WHEREAS, American and Carrier have entered into an AAdvantage
Participating Carrier Agreement (the "Agreement") dated as of the 18th day of
January, 1995, amended pursuant to the Amendment to AA Agreements dated as of
April 25,1996 (the "First Amendment") and as of December 10,1996 (the "Second
Amendment") (for ease in drafting the Agreement, the First Amendment and the
Second Amendment are collectively referred to herein as the Agreement), pursuant
to which Carrier participates in American's AAdvantage Program; and
WHEREAS, concurrently herewith, American and Carrier are entering into a
certain Letter Agreement providing the terms and conditions under which American
has agreed to participate in a financial restructuring of Carrier; and
WHEREAS, in connection with such restructuring, Carrier has requested and
American has agreed to make certain Amendments to the Agreement, subject to the
terms and conditions set forth in this Third Amendment.
NOW, THEREFORE, in consideration of the mutual covenants and other good
and valuable consideration, the receipt and sufficiency of which are hereby
acknowledged, American and Carrier agree to amend the Agreement as follows:
1. Section 1 is amended to change the definition of "Expiration Date" in its
entirety to read as follows:
"Expiration Date" means 23.59 Coordinated Universal Standard Time (UTC) on
April 30, 2001, unless this Agreement is extended or terminated earlier in
accordance with the terms of this Agreement, in which case the last day of
the extended term of the date on which this Agreement is earlier
terminated shall be the Expiration Date."
2. Section 8.a.ii.A. shall be amended in its entirety to read as follows:
"Carrier shall pay to American on a monthly basis, for every Accrual Mile
posted to a Member's AAdvantage Account as follows (except as otherwise
specified on Attachment A attached hereto):
{***}
{***}
{***}
In addition, Carrier shall pay American, on a monthly basis, for the
reinstatement in a given month of any Award Certificate and/or Award
Ticket which was issued prior to the effective date of Carrier's
conversion (if any) to the alternative fee structure."
3. This Third Amendment, together with the Agreement, First Amendment and Second
Amendment, constitutes the entire agreement of the parties with respect to its
subject matter and supersedes all prior agreements or understandings, whether
written or oral, if any, concerning the subject matter.

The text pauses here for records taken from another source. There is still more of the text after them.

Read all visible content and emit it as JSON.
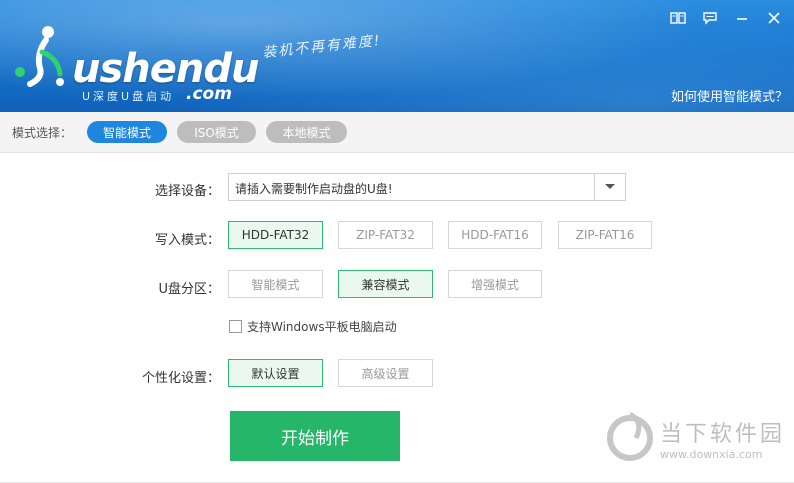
{
  "header": {
    "logo_main": "ushendu",
    "logo_sub": "U深度U盘启动",
    "logo_com": ".com",
    "slogan": "装机不再有难度!",
    "help_link": "如何使用智能模式？"
  },
  "window_controls": {
    "icons": [
      "book-icon",
      "feedback-icon",
      "minimize-icon",
      "close-icon"
    ]
  },
  "mode_bar": {
    "label": "模式选择：",
    "modes": [
      {
        "label": "智能模式",
        "active": true
      },
      {
        "label": "ISO模式",
        "active": false
      },
      {
        "label": "本地模式",
        "active": false
      }
    ]
  },
  "device": {
    "label": "选择设备：",
    "value": "请插入需要制作启动盘的U盘!"
  },
  "write_mode": {
    "label": "写入模式：",
    "options": [
      "HDD-FAT32",
      "ZIP-FAT32",
      "HDD-FAT16",
      "ZIP-FAT16"
    ],
    "selected": "HDD-FAT32"
  },
  "partition": {
    "label": "U盘分区：",
    "options": [
      "智能模式",
      "兼容模式",
      "增强模式"
    ],
    "selected": "兼容模式"
  },
  "tablet_checkbox": {
    "label": "支持Windows平板电脑启动",
    "checked": false
  },
  "personalize": {
    "label": "个性化设置：",
    "options": [
      "默认设置",
      "高级设置"
    ],
    "selected": "默认设置"
  },
  "start_button": {
    "label": "开始制作"
  },
  "watermark": {
    "text": "当下软件园",
    "url": "www.downxia.com"
  },
  "colors": {
    "header_blue": "#1977cf",
    "active_pill": "#1f86e0",
    "inactive_pill": "#bdbdbd",
    "selected_border": "#2cbb6f",
    "start_green": "#25b66a"
  }
}
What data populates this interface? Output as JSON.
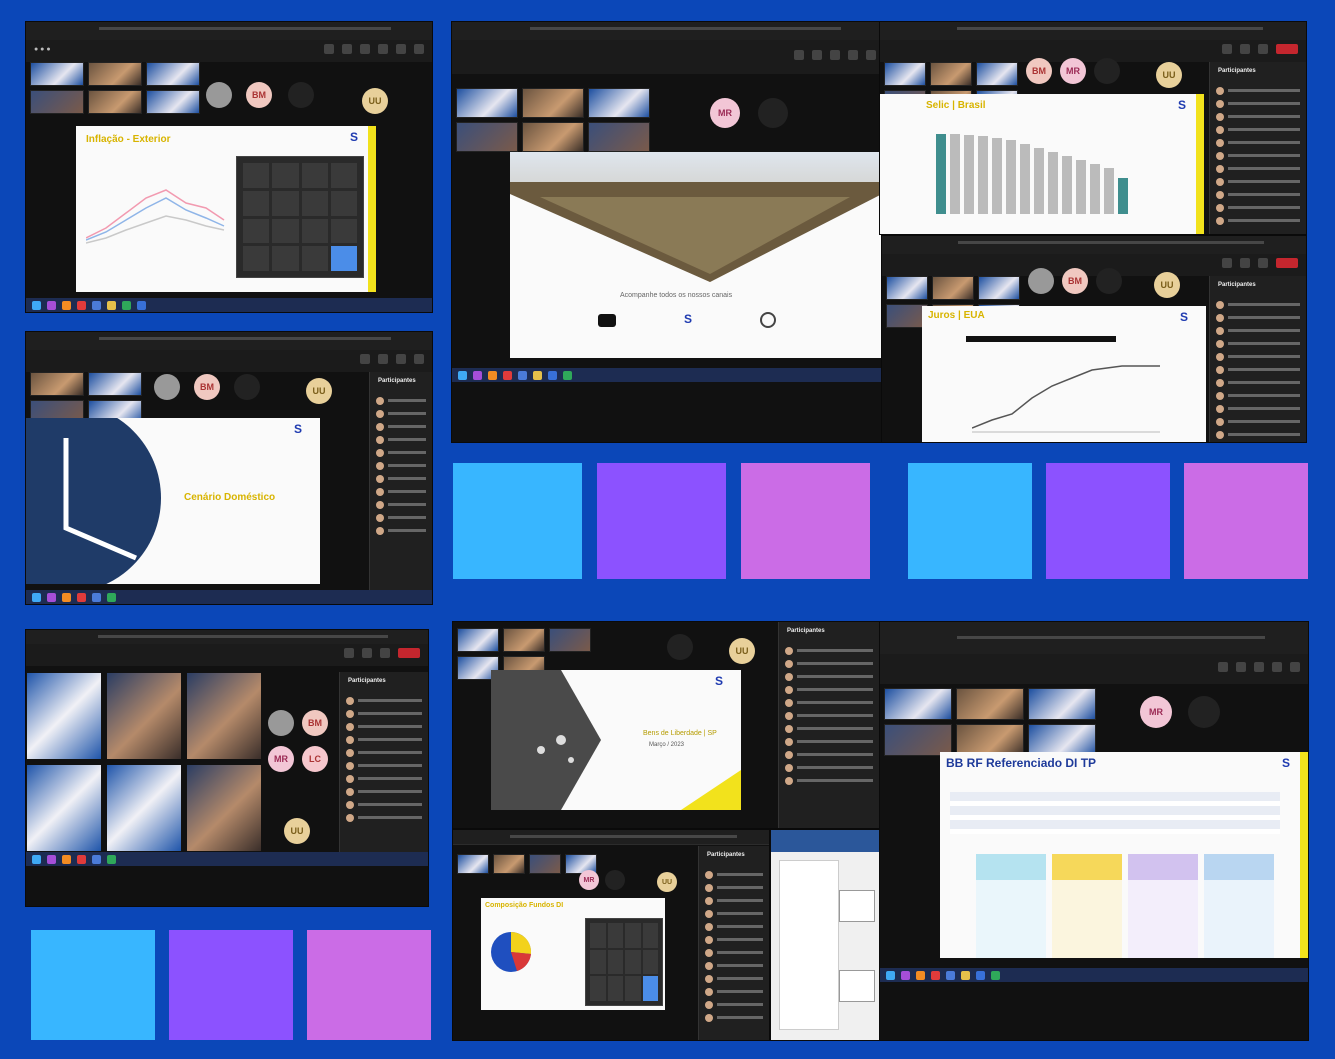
{
  "screens": {
    "inflacao": {
      "title": "Inflação - Exterior"
    },
    "cenario": {
      "title": "Cenário Doméstico"
    },
    "selic": {
      "title": "Selic | Brasil"
    },
    "juros": {
      "title": "Juros | EUA"
    },
    "fundo": {
      "title": "BB RF Referenciado DI TP"
    },
    "abertura": {
      "title": "Acompanhe todos os nossos canais"
    },
    "abertura2": {
      "title": "Bens de Liberdade | SP",
      "subtitle": "Março / 2023"
    },
    "composicao": {
      "title": "Composição Fundos DI"
    }
  },
  "avatars": {
    "bm": "BM",
    "mr": "MR",
    "uu": "UU",
    "lc": "LC"
  },
  "participants_label": "Participantes",
  "colors": {
    "background": "#0b47b8",
    "sq_cyan": "#38b6ff",
    "sq_violet": "#8c52ff",
    "sq_magenta": "#cb6ce6",
    "slide_yellow": "#f2e21c"
  }
}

All defined terms used
herein without definition shall have the meanings set forth in the Agreement. As
modified hereby, the Agreement is ratified and confirmed and shall remain in
full force and effect.
IN WITNESS WHEREOF, the parties have caused this Third Amendment to be duly
executed and delivered as of the date and year first above written.
MIDWAY AIRLINES CORPORATION AMERICAN AIRLINES, INC.
By: /s/ Xxxxxxxx X. Xxxxxx By: /s/ Xxxxxx X. Xxxxx
-------------------------- -----------------------------
Xxxxxx X. Xxxxx
Its: Senior Vice President Managing Director
------------------------- Airline Management Services, Inc.